College of Education Award Recipients
Counselor Education and Counseling Psychology
Achievement Award
DR. JAMES S. FREY, ARTS '60, GRAD '67
Whitefish Bay, Wis.
An opportunity to work in the Marquette admissions office brought Jim Frey back to campus a year after he graduated. As luck would have it, the timing of the move helped put him on a path toward his future career.
He started work on a Monday, but the director of admissions was headed out of town and didn’t have time to train him. Instead, the director handed Jim the application of a prospective student from Hong Kong and said, “See what you can do with this.”

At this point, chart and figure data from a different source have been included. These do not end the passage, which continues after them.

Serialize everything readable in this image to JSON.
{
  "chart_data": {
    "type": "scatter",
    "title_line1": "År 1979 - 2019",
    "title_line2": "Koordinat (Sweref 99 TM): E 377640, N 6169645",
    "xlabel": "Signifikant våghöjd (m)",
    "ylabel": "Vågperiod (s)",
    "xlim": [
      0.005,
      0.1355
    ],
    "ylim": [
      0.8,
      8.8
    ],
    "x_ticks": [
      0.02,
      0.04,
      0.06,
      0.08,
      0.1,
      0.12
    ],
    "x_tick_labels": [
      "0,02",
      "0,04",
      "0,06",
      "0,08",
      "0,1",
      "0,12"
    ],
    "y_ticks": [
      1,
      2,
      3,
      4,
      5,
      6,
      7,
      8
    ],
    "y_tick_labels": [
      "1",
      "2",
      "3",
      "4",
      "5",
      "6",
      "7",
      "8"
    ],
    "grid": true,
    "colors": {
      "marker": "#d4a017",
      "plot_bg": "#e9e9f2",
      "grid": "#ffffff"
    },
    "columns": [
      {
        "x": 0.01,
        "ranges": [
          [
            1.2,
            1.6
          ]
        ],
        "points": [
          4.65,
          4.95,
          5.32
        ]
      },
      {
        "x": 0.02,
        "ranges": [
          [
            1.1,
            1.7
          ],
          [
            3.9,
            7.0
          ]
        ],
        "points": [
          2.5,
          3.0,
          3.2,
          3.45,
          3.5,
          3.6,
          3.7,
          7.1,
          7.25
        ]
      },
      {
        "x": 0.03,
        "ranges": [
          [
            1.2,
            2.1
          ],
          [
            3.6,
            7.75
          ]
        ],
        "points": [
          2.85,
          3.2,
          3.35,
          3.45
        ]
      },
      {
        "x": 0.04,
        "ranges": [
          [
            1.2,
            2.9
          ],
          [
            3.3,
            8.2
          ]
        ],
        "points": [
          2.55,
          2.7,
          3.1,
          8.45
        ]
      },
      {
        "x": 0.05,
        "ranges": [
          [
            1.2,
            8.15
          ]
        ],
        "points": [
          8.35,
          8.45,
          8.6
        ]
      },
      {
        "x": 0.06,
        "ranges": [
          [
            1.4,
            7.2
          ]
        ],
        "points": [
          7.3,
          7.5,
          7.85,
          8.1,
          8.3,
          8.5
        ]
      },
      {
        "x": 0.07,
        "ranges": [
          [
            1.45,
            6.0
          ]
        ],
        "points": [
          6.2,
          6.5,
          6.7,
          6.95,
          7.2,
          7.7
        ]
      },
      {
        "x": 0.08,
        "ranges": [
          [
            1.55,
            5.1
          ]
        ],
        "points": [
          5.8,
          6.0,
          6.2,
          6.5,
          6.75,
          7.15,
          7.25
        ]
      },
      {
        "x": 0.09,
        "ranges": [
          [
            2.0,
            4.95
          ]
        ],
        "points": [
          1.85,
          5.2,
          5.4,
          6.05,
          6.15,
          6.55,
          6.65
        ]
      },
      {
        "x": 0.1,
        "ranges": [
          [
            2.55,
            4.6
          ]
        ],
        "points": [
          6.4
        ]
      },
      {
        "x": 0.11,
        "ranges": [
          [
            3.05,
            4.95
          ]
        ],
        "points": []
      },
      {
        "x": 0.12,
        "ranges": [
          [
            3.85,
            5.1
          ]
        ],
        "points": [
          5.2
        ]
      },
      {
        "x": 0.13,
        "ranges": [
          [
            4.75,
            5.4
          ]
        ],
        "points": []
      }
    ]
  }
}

Jim spent three days working on the application, and the director was impressed with his attention to detail — so impressed that he asked Jim if he wanted to be in charge of all undergraduate foreign applicants.
After 19 years of work as a foreign educational credential evaluator at Marquette and four other institutions, he founded Educational Credential Evaluators Inc., a nonprofit public service corporation that evaluates educational credentials for people educated overseas who are seeking further education or professional licensing in the United States.
Established in 1980, the business has 90 employees and serves 35,000 applicants per year. A recipient of three major professional awards in international education, Jim retired in January 2012 but continues to assist the company’s training programs.
“Because education is dynamic, not static, the information required is constantly changing,” says Jim, who developed a reputation as an excellent researcher and trainer throughout the U.S., Canada, Europe and New Zealand during his 50-plus-year career. “I enjoyed the challenge of keeping up and the opportunity to teach others.”
Get to Know: Dr. James S. Frey
Hometown: Milwaukee
Someone past or present he’d like to have dinner with: Former United State President Bill Clinton
The Marquette faculty or staff member who had a great impact on him: History Professor Frank Klement
Favorite Marquette memory: The ability to schedule 18 to 21 credits per semester in a way that provided time to work 25 hours at Boston Store.